Ultimate-Hosts-Blacklist / dev-center

The place to talk about our infrastructure or everything related to the Ultimate Hosts Blacklist project.
MIT License
11 stars 2 forks source link

[suggestion] couple new lists for consideration #8

Closed dnmTX closed 5 years ago

dnmTX commented 5 years ago

@funilrys consider adding anudeepND lists @anudeepND is very active player on the hosts blocking scene,he definitely could use the help filtering the lists.
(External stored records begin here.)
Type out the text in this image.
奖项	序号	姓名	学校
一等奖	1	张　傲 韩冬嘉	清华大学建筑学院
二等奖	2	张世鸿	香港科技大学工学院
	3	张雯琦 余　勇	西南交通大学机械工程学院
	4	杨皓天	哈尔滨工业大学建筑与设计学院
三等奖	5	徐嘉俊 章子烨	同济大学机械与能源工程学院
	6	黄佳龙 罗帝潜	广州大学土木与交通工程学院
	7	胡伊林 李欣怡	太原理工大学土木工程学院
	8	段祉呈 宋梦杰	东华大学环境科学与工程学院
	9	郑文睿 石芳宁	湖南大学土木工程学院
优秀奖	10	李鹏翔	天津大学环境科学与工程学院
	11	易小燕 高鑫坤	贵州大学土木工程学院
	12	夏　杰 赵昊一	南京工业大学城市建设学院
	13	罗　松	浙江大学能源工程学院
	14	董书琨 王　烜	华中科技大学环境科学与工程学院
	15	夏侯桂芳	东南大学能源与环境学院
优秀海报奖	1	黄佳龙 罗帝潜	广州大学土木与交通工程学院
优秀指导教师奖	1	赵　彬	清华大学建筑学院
I saw you added DShield lists-Low there are two more if you want to take a look: Medium High Let me know what you think.Thanks

dnmTX commented 5 years ago

@funilrys there are some inconsistencies in @anudeepND's lists.Much bigger number of domains are listed in hosts/ACTIVE: 27358 lines then in clean.list: 23211 lines after the filtering is already done.How is that possible? test

There are missing domains also,at least one that i know off which is pretty much active: imasdk.googleapis.com which is present at domains.list but not in clean.list or hosts/ACTIVE. Another thing i've notice is that the it says that the domain.list was last updated 7 days ago and i can assure you that within that period @anudeepND made several changes in his original lists that didn't make it to the domain.list. For example: s.aolcdn.com was removed on Oct 22, 2018 which is,as of today still present in domains.list

funilrys commented 5 years ago

I would really like to do better not but it may take some time as I have to study, work, live with family and girlfriend and in my free time develop the different tools and system to make @dead-hosts and @Ultimate-Hosts-Blacklist better with the help of a sort of intelligence for the maintenance and monitoring.
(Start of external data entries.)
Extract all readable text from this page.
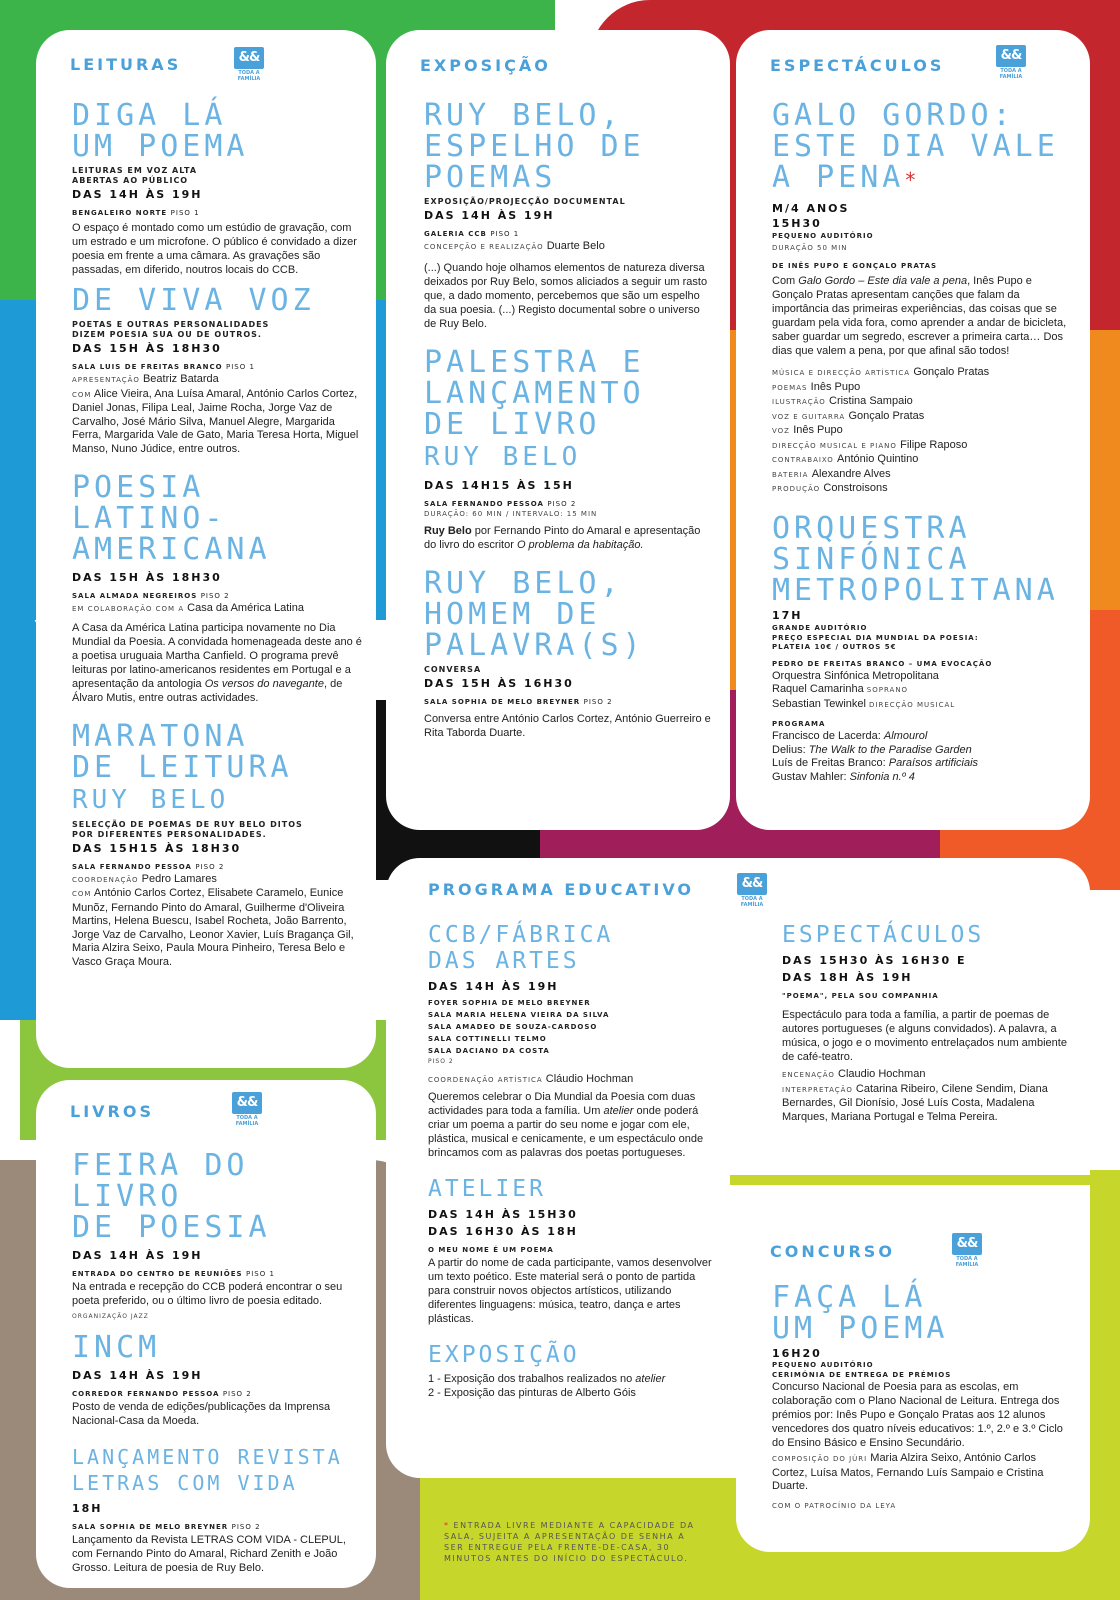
LEITURAS	&&
TODA A FAMÍLIA
DIGA LÁ
UM POEMA
LEITURAS EM VOZ ALTA
ABERTAS AO PÚBLICO
DAS 14H ÀS 19H
BENGALEIRO NORTE PISO 1
O espaço é montado como um estúdio de gravação, com um estrado e um microfone. O público é convidado a dizer poesia em frente a uma câmara. As gravações são passadas, em diferido, noutros locais do CCB.
DE VIVA VOZ
POETAS E OUTRAS PERSONALIDADES
DIZEM POESIA SUA OU DE OUTROS.
DAS 15H ÀS 18H30
SALA LUIS DE FREITAS BRANCO PISO 1
APRESENTAÇÃO Beatriz Batarda
COM Alice Vieira, Ana Luísa Amaral, António Carlos Cortez, Daniel Jonas, Filipa Leal, Jaime Rocha, Jorge Vaz de Carvalho, José Mário Silva, Manuel Alegre, Margarida Ferra, Margarida Vale de Gato, Maria Teresa Horta, Miguel Manso, Nuno Júdice, entre outros.
POESIA LATINO-
AMERICANA
DAS 15H ÀS 18H30
SALA ALMADA NEGREIROS PISO 2
EM COLABORAÇÃO COM A Casa da América Latina
A Casa da América Latina participa novamente no Dia Mundial da Poesia. A convidada homenageada deste ano é a poetisa uruguaia Martha Canfield. O programa prevê leituras por latino-americanos residentes em Portugal e a apresentação da antologia Os versos do navegante, de Álvaro Mutis, entre outras actividades.
MARATONA
DE LEITURA
RUY BELO
SELECÇÃO DE POEMAS DE RUY BELO DITOS
POR DIFERENTES PERSONALIDADES.
DAS 15H15 ÀS 18H30
SALA FERNANDO PESSOA PISO 2
COORDENAÇÃO Pedro Lamares
COM António Carlos Cortez, Elisabete Caramelo, Eunice Munõz, Fernando Pinto do Amaral, Guilherme d'Oliveira Martins, Helena Buescu, Isabel Rocheta, João Barrento, Jorge Vaz de Carvalho, Leonor Xavier, Luís Bragança Gil, Maria Alzira Seixo, Paula Moura Pinheiro, Teresa Belo e Vasco Graça Moura.
EXPOSIÇÃO
RUY BELO,
ESPELHO DE
POEMAS
EXPOSIÇÃO/PROJECÇÃO DOCUMENTAL
DAS 14H ÀS 19H
GALERIA CCB PISO 1
CONCEPÇÃO E REALIZAÇÃO Duarte Belo
(...) Quando hoje olhamos elementos de natureza diversa deixados por Ruy Belo, somos aliciados a seguir um rasto que, a dado momento, percebemos que são um espelho da sua poesia. (...) Registo documental sobre o universo de Ruy Belo.
PALESTRA E
LANÇAMENTO
DE LIVRO
RUY BELO
DAS 14H15 ÀS 15H
SALA FERNANDO PESSOA PISO 2
DURAÇÃO: 60 MIN / INTERVALO: 15 MIN
Ruy Belo por Fernando Pinto do Amaral e apresentação do livro do escritor O problema da habitação.
RUY BELO,
HOMEM DE
PALAVRA(S)
CONVERSA
DAS 15H ÀS 16H30
SALA SOPHIA DE MELO BREYNER PISO 2
Conversa entre António Carlos Cortez, António Guerreiro e Rita Taborda Duarte.
ESPECTÁCULOS
&&
TODA A FAMÍLIA
GALO GORDO:
ESTE DIA VALE
A PENA*
M/4 ANOS
15H30
PEQUENO AUDITÓRIO
DURAÇÃO 50 MIN
DE INÊS PUPO E GONÇALO PRATAS
Com Galo Gordo – Este dia vale a pena, Inês Pupo e Gonçalo Pratas apresentam canções que falam da importância das primeiras experiências, das coisas que se guardam pela vida fora, como aprender a andar de bicicleta, saber guardar um segredo, escrever a primeira carta… Dos dias que valem a pena, por que afinal são todos!
MÚSICA E DIRECÇÃO ARTÍSTICA Gonçalo Pratas
POEMAS Inês Pupo
ILUSTRAÇÃO Cristina Sampaio
VOZ E GUITARRA Gonçalo Pratas
VOZ Inês Pupo
DIRECÇÃO MUSICAL E PIANO Filipe Raposo
CONTRABAIXO António Quintino
BATERIA Alexandre Alves
PRODUÇÃO Constroisons
ORQUESTRA
SINFÓNICA
METROPOLITANA
17H
GRANDE AUDITÓRIO
PREÇO ESPECIAL DIA MUNDIAL DA POESIA:
PLATEIA 10€ / OUTROS 5€
PEDRO DE FREITAS BRANCO – UMA EVOCAÇÃO
Orquestra Sinfónica Metropolitana
Raquel Camarinha SOPRANO
Sebastian Tewinkel DIRECÇÃO MUSICAL
PROGRAMA
Francisco de Lacerda: Almourol
Delius: The Walk to the Paradise Garden
Luís de Freitas Branco: Paraísos artificiais
Gustav Mahler: Sinfonia n.º 4
PROGRAMA EDUCATIVO	&&
TODA A FAMÍLIA
CCB/FÁBRICA
DAS ARTES
DAS 14H ÀS 19H
FOYER SOPHIA DE MELO BREYNER
SALA MARIA HELENA VIEIRA DA SILVA
SALA AMADEO DE SOUZA-CARDOSO
SALA COTTINELLI TELMO
SALA DACIANO DA COSTA
PISO 2
COORDENAÇÃO ARTÍSTICA Cláudio Hochman
Queremos celebrar o Dia Mundial da Poesia com duas actividades para toda a família. Um atelier onde poderá criar um poema a partir do seu nome e jogar com ele, plástica, musical e cenicamente, e um espectáculo onde brincamos com as palavras dos poetas portugueses.
ATELIER
DAS 14H ÀS 15H30
DAS 16H30 ÀS 18H
O MEU NOME É UM POEMA
A partir do nome de cada participante, vamos desenvolver um texto poético. Este material será o ponto de partida para construir novos objectos artísticos, utilizando diferentes linguagens: música, teatro, dança e artes plásticas.
EXPOSIÇÃO
1 - Exposição dos trabalhos realizados no atelier
2 - Exposição das pinturas de Alberto Góis
ESPECTÁCULOS
DAS 15H30 ÀS 16H30 E
DAS 18H ÀS 19H
"POEMA", PELA SOU COMPANHIA
Espectáculo para toda a família, a partir de poemas de autores portugueses (e alguns convidados). A palavra, a música, o jogo e o movimento entrelaçados num ambiente de café-teatro.
ENCENAÇÃO Claudio Hochman
INTERPRETAÇÃO Catarina Ribeiro, Cilene Sendim, Diana Bernardes, Gil Dionísio, José Luís Costa, Madalena Marques, Mariana Portugal e Telma Pereira.
* ENTRADA LIVRE MEDIANTE A CAPACIDADE DA SALA, SUJEITA A APRESENTAÇÃO DE SENHA A SER ENTREGUE PELA FRENTE-DE-CASA, 30 MINUTOS ANTES DO INÍCIO DO ESPECTÁCULO.
LIVROS	&&
TODA A FAMÍLIA
FEIRA DO LIVRO
DE POESIA
DAS 14H ÀS 19H
ENTRADA DO CENTRO DE REUNIÕES PISO 1
Na entrada e recepção do CCB poderá encontrar o seu poeta preferido, ou o último livro de poesia editado. ORGANIZAÇÃO JAZZ
INCM
DAS 14H ÀS 19H
CORREDOR FERNANDO PESSOA PISO 2
Posto de venda de edições/publicações da Imprensa Nacional-Casa da Moeda.
LANÇAMENTO REVISTA
LETRAS COM VIDA
18H
SALA SOPHIA DE MELO BREYNER PISO 2
Lançamento da Revista LETRAS COM VIDA - CLEPUL, com Fernando Pinto do Amaral, Richard Zenith e João Grosso. Leitura de poesia de Ruy Belo.
CONCURSO	&&
TODA A FAMÍLIA
FAÇA LÁ
UM POEMA
16H20
PEQUENO AUDITÓRIO
CERIMÓNIA DE ENTREGA DE PRÉMIOS
Concurso Nacional de Poesia para as escolas, em colaboração com o Plano Nacional de Leitura. Entrega dos prémios por: Inês Pupo e Gonçalo Pratas aos 12 alunos vencedores dos quatro níveis educativos: 1.º, 2.º e 3.º Ciclo do Ensino Básico e Ensino Secundário.
COMPOSIÇÃO DO JÚRI Maria Alzira Seixo, António Carlos Cortez, Luísa Matos, Fernando Luís Sampaio e Cristina Duarte.
COM O PATROCÍNIO DA LEYA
Again @dnmTX you have to understand that we are dependent on Travis CI because we are not really ready to invest more that we get for this project. We have more that 50 input sources that have to cleaned and Travis CI can run 5 instance of 10 minutes at the same time. That make some build/test long enough to run for day(s).

Desperate the fact that Travis CI claim to be stable, we often have to get in the middle to restart the build because Travis containers have issue for x or y reasons which are obscure and not dependent from the system and script we wrote.
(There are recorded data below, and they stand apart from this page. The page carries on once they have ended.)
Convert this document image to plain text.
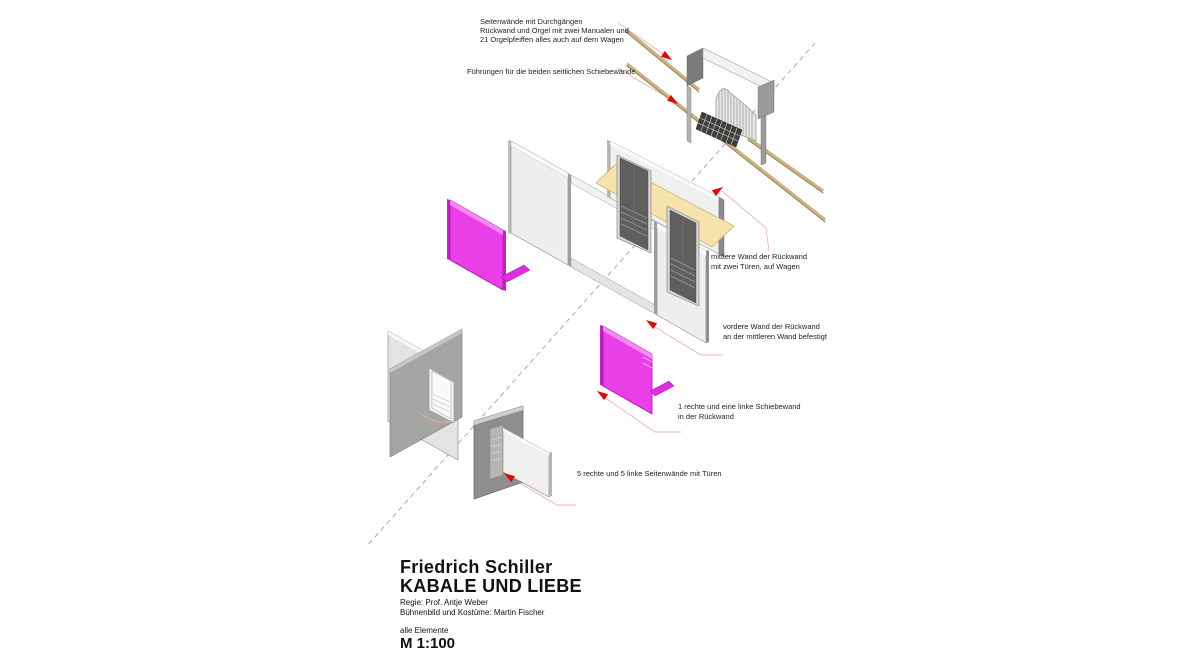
Seitenwände mit Durchgängen
Rückwand und Orgel mit zwei Manualen und
21 Orgelpfeiffen alles auch auf dem Wagen
Führungen für die beiden seitlichen Schiebewände
mittlere Wand der Rückwand
mit zwei Türen, auf Wagen
vordere Wand der Rückwand
an der mittleren Wand befestigt
1 rechte und eine linke Schiebewand
in der Rückwand
5 rechte und 5 linke Seitenwände mit Türen
Friedrich Schiller
KABALE UND LIEBE
Regie: Prof. Antje Weber
Bühnenbild und Kostüme: Martin Fischer
alle Elemente
M 1:100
Back to the problem you mention, you have to understand that we test the file then we get a fresh copy. Indeed, while testing for bigger list (as example) if I will start from the beginning directly because the upstream link was updated, you'll never get a clean.list. That means that if Travis has an obscure bug, we wait 24h before continuing were we stopped because the cronjobs cannot be programmed (under Travis CI) for a time under 24h. There is indeed a way to bypass that but it has to be an external system which run in one of our machine (which run 24/24/7). That's what I actually do on my free time after the development for roadmap and objectives in other OSP I maintain or contribute.

I'll do my best to find why there is so much inconstant in the build history and will come back to you around the weekend.

I agree that we should be more proactive but it will mean that we are monitoring the whole system 24/24/7. Which is quiet impossible for us (@mitchellkrogza and I) that's why I'm working on tool to do the monitoring and maintenance automatically. That tool will not only monitor and maintain @Ultimate-Hosts-Blacklist or @dead-hosts, but also all of the repository we maintain (again @mitchellkrogza and I) which run with PyFunceble and Travis CI. That's why you may have to wait a bit.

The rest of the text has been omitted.